Matthew Arnold was born in 1822, the eldest son of Thomas Arnold, the headmaster of Rugby, which through various reforms he had raised to the rank of a great public school rivaling Eton and Harrow. His son was educated there and at Oxford. Matthew’s great career began in 1851 when he was appointed an inspector of schools, in which capacity he served for thirty-five years, traveling all over England and on the Continent. His first book of poetry was published in 1849; it was followed by many more. On his honeymoon, two years later, he began writing “Dover Beach,” his best-known poem and one that deserves its fame.

He and his bride stand at a window listening to the waves as they fling pebbles “up the high strand” and, returning, “bring the eternal note of sadness in.” “The sea of faith was once, too, at the flood,” he feels, but now he only hears “its melancholy, long, withdrawing roar.” “Ah, love, let us be true to one another,” he cries, for there is “neither joy, nor love, nor light,” and we are here “as on a darkling plain,” where “ignorant armies clash by night.”

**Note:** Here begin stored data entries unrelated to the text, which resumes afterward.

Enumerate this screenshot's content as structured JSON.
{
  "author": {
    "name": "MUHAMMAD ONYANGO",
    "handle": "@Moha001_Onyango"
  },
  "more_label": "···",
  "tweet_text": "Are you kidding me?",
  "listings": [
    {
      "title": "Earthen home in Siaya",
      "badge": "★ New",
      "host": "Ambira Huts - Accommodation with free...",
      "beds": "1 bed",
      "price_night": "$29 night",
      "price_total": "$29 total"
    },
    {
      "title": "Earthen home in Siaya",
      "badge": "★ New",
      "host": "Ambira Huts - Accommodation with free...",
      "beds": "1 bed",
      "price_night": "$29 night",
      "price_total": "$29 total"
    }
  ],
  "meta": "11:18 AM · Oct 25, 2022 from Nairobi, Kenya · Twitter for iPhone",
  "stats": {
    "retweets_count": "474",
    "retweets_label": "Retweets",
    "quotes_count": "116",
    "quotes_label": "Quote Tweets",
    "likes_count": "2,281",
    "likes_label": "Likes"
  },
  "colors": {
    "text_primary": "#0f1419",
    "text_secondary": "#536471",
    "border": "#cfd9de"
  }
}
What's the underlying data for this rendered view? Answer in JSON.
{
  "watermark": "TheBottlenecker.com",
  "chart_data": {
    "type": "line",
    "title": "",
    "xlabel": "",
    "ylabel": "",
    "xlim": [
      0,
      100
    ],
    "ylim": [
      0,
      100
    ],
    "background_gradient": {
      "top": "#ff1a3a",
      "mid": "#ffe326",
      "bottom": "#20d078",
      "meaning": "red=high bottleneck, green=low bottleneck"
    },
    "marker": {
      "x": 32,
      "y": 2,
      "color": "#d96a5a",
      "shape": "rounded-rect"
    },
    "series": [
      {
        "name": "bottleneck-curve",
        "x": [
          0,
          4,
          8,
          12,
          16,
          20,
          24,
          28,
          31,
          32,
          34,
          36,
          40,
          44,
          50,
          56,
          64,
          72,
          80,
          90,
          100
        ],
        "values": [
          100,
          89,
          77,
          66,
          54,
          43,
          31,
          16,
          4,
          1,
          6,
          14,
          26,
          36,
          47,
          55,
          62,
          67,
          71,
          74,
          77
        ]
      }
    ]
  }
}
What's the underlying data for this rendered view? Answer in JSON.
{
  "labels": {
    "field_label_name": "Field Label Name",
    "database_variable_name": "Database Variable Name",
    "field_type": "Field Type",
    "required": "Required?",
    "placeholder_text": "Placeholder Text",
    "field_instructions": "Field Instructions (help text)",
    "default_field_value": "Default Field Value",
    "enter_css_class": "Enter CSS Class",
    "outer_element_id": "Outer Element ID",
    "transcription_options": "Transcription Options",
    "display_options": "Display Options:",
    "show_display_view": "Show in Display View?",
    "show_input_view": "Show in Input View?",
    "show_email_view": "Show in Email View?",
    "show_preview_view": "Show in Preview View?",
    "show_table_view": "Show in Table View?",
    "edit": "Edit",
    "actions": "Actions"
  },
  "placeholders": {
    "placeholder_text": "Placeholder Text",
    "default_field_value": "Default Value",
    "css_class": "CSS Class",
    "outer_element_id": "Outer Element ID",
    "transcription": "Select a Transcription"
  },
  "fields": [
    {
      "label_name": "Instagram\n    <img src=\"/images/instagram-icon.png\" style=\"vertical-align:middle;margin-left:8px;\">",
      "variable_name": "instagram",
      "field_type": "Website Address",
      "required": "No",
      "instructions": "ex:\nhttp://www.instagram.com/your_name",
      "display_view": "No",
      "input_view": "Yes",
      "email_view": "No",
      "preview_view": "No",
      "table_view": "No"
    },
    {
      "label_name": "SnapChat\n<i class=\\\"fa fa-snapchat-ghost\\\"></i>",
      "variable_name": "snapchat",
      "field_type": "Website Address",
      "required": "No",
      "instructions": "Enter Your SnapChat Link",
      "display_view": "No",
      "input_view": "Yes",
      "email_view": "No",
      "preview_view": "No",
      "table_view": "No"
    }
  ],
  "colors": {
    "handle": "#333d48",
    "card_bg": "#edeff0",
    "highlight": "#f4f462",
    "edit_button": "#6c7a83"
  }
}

“Dover Beach” is one of the saddest poems ever written. Arnold was aware that many changes were occurring in England and elsewhere, changes produced by the Industrial Revolution and all it represented and entailed. J.S. Mill, Baudelaire, Dickens, and George Eliot, too, had heard that “melancholy, long, withdrawing roar.” I believe we can hear it still.

In his fifties, Arnold turned to prose instead of poetry to express his deep pessimism about the way the world was going. He called for “high seriousness” in literature and nominated a dozen “touchstones” of great poetry that he urged poets of his day always to keep in mind as they wrote, famous lines and images from Homer, Aeschylus, Shakespeare, and a few others—not many. Employing a famous phrase, he described the “Cultured” man as distinct from the “Philistine,” culture being represented by the possession of “sweetness and light.” He was mocked in his time, and the real meaning of those words has been totally lost. But for Arnold, “sweetness” was beauty and good taste, while “light” was intelligence and knowledge.